Однажды, зайдя к Маминым в дневное время, Мельников застал такую картину.
На постели гукал маленький Николка. Наркис Матвеевич, в подряснике, заложив за спину руки, расхаживал по избе, четко, нараспев читая какие-то стихи. За столом сидела Анна Семеновна и, поглядывая на мужа, старательно писала под его диктовку в ученической тетради.
Дмитрий замер у порога.
— Проходи, — пригласил Наркис Матвеевич, и Анна Семеновна стала собирать со стола бумаги. — На сегодня уроки закончили.
Дмитрий недоуменно смотрел на Наркиса Матвеевича.
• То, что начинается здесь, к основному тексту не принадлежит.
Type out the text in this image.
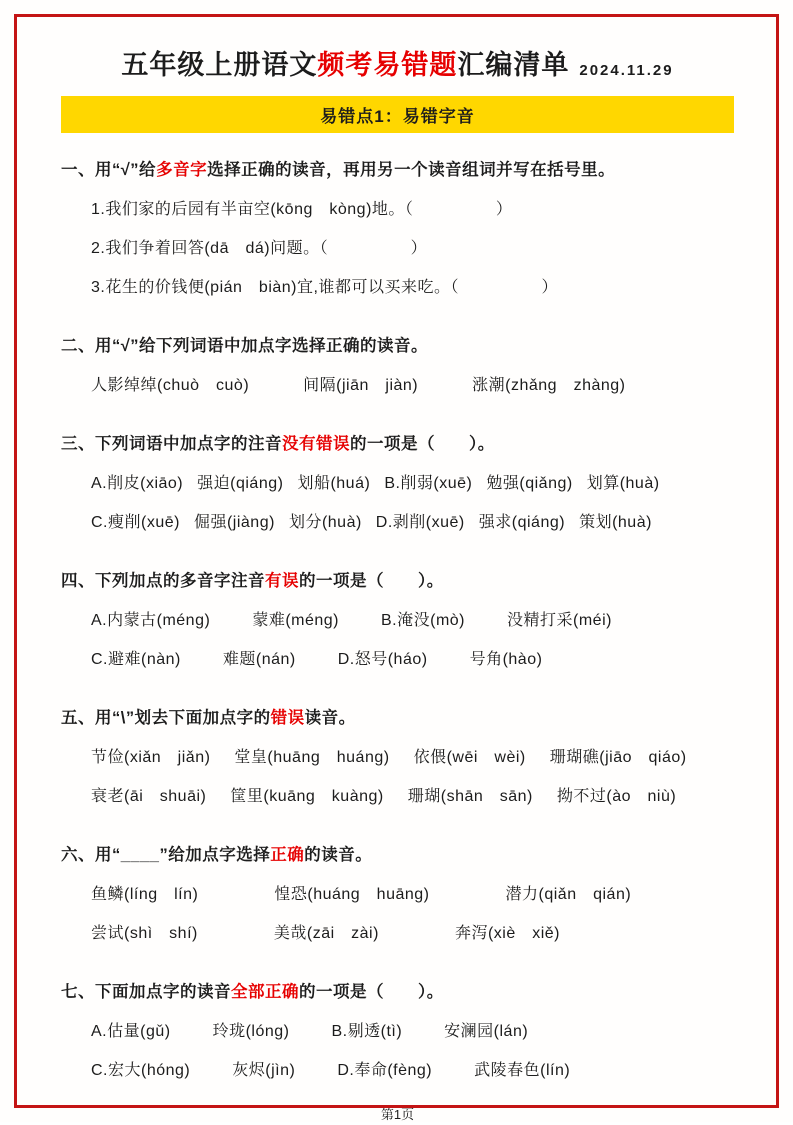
五年级上册语文频考易错题汇编清单 2024.11.29
易错点1：易错字音

一、用“√”给多音字选择正确的读音，再用另一个读音组词并写在括号里。

1.我们家的后园有半亩空(kōng　kòng)地。（　　　　　）

2.我们争着回答(dā　dá)问题。（　　　　　）

3.花生的价钱便(pián　biàn)宜,谁都可以买来吃。（　　　　　）

二、用“√”给下列词语中加点字选择正确的读音。

人影绰绰(chuò　cuò)	间隔(jiān　jiàn)	涨潮(zhǎng　zhàng)

三、下列词语中加点字的注音没有错误的一项是（　　）。

A.削皮(xiāo) 强迫(qiáng) 划船(huá) B.削弱(xuē) 勉强(qiǎng) 划算(huà)
C.瘦削(xuē) 倔强(jiàng) 划分(huà) D.剥削(xuē) 强求(qiáng) 策划(huà)

四、下列加点的多音字注音有误的一项是（　　）。

A.内蒙古(méng)	蒙难(méng)	B.淹没(mò)	没精打采(méi)
C.避难(nàn)	难题(nán)	D.怒号(háo)	号角(hào)

五、用“\”划去下面加点字的错误读音。

节俭(xiǎn　jiǎn) 堂皇(huāng　huáng) 依偎(wēi　wèi) 珊瑚礁(jiāo　qiáo)
衰老(āi　shuāi) 筐里(kuāng　kuàng) 珊瑚(shān　sān) 拗不过(ào　niù)

六、用“____”给加点字选择正确的读音。

鱼鳞(líng　lín)	惶恐(huáng　huāng)	潜力(qiǎn　qián)
尝试(shì　shí)	美哉(zāi　zài)	奔泻(xiè　xiě)

七、下面加点字的读音全部正确的一项是（　　）。

A.估量(gǔ)	玲珑(lóng)	B.剔透(tì)	安澜园(lán)
C.宏大(hóng)	灰烬(jìn)	D.奉命(fèng)	武陵春色(lín)
第1页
— Чему удивился? — заговорил тот. — Уроки… Ты какими хочешь видеть детей своих? Верно, не только вольными, но и образованными? Войдут они в возраст, кто же, как не мать, может лучше помочь в учении детям? На ней лежит их воспитание.
Заплакал ребенок. Анна Семеновна взяла мальчика на руки и вышла покормить его.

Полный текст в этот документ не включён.